Sir Walter Raleigh was a soldier, explorer, colonizer, courtier, poet, scientist, and historian—perhaps the best example of a Renaissance man to emerge from the Elizabethan Age. He was described as “the most romantic figure of the most romantic age in the annals of English history” by biographer Hugh de Selincourt. Like Christopher Marlowe, Raleigh was brilliant and ambitious. He is credited as the father of both the British Empire and modern historical writing. He also introduced the potato to Ireland and tobacco to England. Even so, Raleigh experienced several spectacular failures. In his lifetime, he went from a war hero, favorite of the queen, and most loved man in England to a heretic accused of high treason and a prisoner of the court for more than a decade.

The Queen’s FavoriteAccording to legend, Raleigh attracted Elizabeth’s attention by taking off an expensive cloak and spreading it over the ground so she would not have to walk through mud. Raleigh became the queen’s favorite, gaining a mansion and a monopoly on licensing wine. She also made him a knight and captain of her guard.

Raleigh began his persuaded Elizabeth and her council to sponsor a voyage that established the first English colony—named Virginia after Queen Elizabeth, the Virgin Queen—in the hope of furthering England’s position in the New World. However, his attempt to found a colony at Roanoke Island failed, as did most of his later overseas enterprises, such as his quest to find gold in Guiana.

Literary Man A patron of poets, Raleigh was also a poet himself. Fellow poet Edmund Spenser, whom Raleigh brought to Elizabeth’s court from Ireland, claimed Raleigh’s verse was “the sommers Nightingale.” Critics, however, disagree about Raleigh’s stature as a poet. Some argue that he “ranks even better amongst the minor poets of his time” and is indeed “extraordinary by any standards,” while others label him “sometimes a Poet, not often.”

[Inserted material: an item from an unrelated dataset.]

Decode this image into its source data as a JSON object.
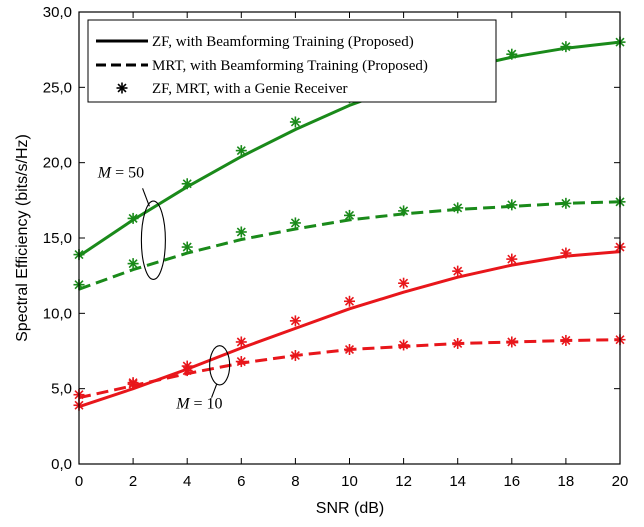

The authenticity of some poems credited to Raleigh has been debated, but much of his best work simply disappeared or was left unsigned. Like many court poets, he resisted the “stigma of print.” However, his remaining poems, his many papers, and his only book, The History of the World, mark Raleigh as a gifted writer who deserves his place in English literature.

Losing It AllWhen the queen found out that Raleigh had secretly married without her permission, she imprisoned him and his wife in the Tower of London. Raleigh bought his way out of prison and subsequently led several expeditions to the New World. But the queen’s death in 1603 sealed his fate. King James distrusted Raleigh, who was imprisoned for 13 years on a charge of treason. The king released him to lead a gold-finding expedition to South America. But after that expedition ended in failure, Raleigh was imprisoned again. He remained in the Tower for the rest of his life, and it was there that he wrote his long, incomplete book The History of the World. He was to dedicate it to the Prince of Wales, his most powerful supporter, who is said to have declared, “None but my father would keep such a bird in a cage.” The prince died in 1612 before he could help Raleigh, who was finally beheaded in 1618. As he examined his executioner’s ax, Raleigh remarked, “This is a sharp medicine, but it is a cure for all diseases.” His final words, as the executioner hesitated, were “Strike, man!”